We've seen plenty of suggestions that Mars was once home to some form of microbial life. But a new discovery reveals that the planet may have once been bustling with all types of ecosystems—even a lakebed habitat conducive to life. Remember that awesome NASA time-lapse that showed what Mars may have looked like millions of years ago? It may not have been all that far off, if the new data is accurate. Given all the evidence as a whole, we have no reason to believe researchers are wrong.
The new data was collected from Curiosity analysis, and found that a potential lakebed, discovered at a site called "Yellowknife Bay" had an environment favorable for microbial life many, many years ago—like four billion years. The site itself has a clay-rich habitat, offering key chemical elements for life—water there wouldn't have been too acidic or salty—and an energy source, which could have been a mix of sulfur and iron-containing minerals. Researchers estimate that chemolithoautotrophs may have existed at the lakebed site.
Since Curiosity has been on Mars, the rover has repeatedly found evidence of water and life on the Martian planet. In addition to finding water in the soil, and possible evidence of a Mars ocean, it's becoming more difficult to ignore the signs. The latest research suggests habitable conditions at Yellowknife Bay may have persisted for millions to tens of millions of years, though the Red Planet surface eventually dried up. Best of all, though, is that the latest data has provided researchers with measurements to predict radiation levels on the Mars surface.

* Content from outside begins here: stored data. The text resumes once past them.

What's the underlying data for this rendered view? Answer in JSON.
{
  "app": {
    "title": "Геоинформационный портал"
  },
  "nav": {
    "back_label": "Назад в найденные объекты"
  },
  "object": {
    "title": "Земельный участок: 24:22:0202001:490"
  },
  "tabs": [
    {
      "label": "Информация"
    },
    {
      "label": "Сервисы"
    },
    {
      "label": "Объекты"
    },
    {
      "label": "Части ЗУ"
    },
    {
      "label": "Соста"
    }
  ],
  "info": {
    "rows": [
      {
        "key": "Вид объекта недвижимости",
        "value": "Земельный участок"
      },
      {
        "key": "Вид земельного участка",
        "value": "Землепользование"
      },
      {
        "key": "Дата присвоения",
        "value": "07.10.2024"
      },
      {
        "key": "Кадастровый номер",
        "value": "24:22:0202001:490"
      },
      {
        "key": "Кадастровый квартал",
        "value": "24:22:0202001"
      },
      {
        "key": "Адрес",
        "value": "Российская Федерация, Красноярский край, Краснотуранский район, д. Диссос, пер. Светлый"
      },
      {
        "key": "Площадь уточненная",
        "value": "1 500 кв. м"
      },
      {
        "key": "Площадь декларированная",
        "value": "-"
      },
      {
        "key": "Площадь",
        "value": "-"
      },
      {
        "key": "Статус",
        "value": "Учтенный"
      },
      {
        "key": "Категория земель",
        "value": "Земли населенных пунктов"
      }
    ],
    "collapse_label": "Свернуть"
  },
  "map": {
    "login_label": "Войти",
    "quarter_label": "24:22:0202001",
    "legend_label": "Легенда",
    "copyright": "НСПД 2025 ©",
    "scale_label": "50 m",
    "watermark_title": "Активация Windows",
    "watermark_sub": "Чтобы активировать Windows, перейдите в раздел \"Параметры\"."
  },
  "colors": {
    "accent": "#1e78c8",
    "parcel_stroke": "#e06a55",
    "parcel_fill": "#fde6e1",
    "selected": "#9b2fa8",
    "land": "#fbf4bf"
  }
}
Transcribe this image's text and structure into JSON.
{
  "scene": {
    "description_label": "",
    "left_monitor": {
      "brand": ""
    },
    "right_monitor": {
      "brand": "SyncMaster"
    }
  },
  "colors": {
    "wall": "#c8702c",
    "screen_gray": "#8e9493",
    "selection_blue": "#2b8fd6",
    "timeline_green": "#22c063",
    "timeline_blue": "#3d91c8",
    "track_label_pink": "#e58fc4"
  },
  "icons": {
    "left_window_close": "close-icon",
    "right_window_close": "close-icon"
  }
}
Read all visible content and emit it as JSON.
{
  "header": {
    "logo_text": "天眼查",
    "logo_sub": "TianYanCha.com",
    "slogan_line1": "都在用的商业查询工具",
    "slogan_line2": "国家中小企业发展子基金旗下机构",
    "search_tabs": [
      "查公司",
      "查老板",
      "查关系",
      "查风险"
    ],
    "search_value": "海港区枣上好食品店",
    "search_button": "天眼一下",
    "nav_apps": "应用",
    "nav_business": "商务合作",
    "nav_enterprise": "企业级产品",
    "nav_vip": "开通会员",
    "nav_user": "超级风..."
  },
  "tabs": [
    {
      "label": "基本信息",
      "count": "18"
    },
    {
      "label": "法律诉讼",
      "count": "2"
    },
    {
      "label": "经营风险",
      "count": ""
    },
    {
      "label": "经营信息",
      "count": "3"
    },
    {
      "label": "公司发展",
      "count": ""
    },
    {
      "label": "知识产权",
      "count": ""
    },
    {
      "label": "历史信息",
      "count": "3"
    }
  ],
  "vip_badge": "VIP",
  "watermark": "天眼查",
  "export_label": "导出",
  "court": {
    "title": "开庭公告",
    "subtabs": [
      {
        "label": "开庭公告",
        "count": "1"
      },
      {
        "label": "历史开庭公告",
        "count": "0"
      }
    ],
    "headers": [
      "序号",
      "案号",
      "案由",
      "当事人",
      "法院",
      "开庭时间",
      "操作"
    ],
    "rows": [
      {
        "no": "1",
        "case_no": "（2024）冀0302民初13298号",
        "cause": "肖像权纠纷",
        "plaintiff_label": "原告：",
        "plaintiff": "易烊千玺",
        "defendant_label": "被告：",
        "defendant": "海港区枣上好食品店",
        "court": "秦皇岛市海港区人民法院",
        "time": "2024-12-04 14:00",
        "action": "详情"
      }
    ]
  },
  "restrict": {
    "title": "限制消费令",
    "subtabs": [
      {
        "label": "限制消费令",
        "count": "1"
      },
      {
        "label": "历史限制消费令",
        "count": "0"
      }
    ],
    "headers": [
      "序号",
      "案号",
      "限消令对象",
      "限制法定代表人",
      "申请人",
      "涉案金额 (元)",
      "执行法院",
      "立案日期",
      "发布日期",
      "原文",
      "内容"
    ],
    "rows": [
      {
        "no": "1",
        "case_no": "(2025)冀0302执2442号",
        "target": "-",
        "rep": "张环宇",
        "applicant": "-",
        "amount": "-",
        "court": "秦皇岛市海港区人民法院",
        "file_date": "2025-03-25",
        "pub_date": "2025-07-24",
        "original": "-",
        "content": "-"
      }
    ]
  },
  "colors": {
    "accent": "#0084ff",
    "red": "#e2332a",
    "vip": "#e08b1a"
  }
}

"Our measures provide crucial information for human missions to Mars," said Don Hassler, who helped pen the report of the newest findings. "We're continuing to monitor the radiation environment and seeing the effects of major solar storms on the surface at different times in the solar cycle, will give additional important data." And the most crucial part, are the organic chemicals. Radiation levels may have fried the actual building blocks of life many years ago—but that's why Curiosity's ongoing mission is so important. It's gone this far, and maybe it'll make even bigger discoveries the more it keeps looking.